In June 2016, the FASB issued ASU No. 2016-13, Measurement of Credit Losses on Financial Instruments, which replaces the current incurred loss impairment methodology with a current expected credit losses model. The amendment applies to entities which hold financial assets and net investment in leases that are not accounted for at fair value through net income as well as loans, debt securities, trade receivables, net investments in leases, off-balance sheet credit exposures, reinsurance receivables and any other financial assets not excluded from the scope that have the contractual right to receive cash. This ASU is effective for fiscal years beginning after December 15, 2019 and interim periods within those fiscal years. Early adoption is permitted. Adoption of this ASU is applied using a modified retrospective approach, with certain aspects requiring a prospective approach. The Company is currently evaluating this guidance and the impact it may have on the Company’s consolidated financial statements.
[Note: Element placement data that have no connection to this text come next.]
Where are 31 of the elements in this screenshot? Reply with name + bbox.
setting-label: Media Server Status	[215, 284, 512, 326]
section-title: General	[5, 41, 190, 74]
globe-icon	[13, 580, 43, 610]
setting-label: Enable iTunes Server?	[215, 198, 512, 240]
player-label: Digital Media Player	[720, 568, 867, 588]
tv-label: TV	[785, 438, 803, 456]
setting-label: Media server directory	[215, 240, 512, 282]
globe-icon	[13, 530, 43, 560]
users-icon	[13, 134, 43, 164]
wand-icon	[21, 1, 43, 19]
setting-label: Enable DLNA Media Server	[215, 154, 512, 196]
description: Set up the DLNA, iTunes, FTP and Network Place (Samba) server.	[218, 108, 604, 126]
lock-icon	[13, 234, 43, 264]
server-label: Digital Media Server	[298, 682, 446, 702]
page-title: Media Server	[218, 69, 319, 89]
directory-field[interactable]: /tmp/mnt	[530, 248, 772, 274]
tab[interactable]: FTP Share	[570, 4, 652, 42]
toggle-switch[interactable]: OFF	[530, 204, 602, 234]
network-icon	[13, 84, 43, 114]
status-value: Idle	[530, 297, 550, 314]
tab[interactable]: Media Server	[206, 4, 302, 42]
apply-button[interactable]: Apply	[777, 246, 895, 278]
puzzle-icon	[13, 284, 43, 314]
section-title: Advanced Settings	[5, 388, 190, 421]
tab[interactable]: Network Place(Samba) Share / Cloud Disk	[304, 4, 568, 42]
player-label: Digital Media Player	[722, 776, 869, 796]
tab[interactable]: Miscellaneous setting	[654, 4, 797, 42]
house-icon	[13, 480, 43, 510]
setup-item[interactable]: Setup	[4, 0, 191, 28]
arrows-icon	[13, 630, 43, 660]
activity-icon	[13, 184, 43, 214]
In October 2016, the FASB issued ASU 2016-16, Intra-Entity Transfers of Assets Other Than Inventory, which requires entities to recognize income tax consequences of an intra-entity transfer of an asset other than inventory when the transfer occurs. This ASU is effective for fiscal years beginning after December 15, 2017 and interim periods within those fiscal years. Early adoption is permitted. Adoption of this ASU is applied using a modified retrospective approach. The Company is currently evaluating this guidance and the impact it may have on the Company’s consolidated financial statements.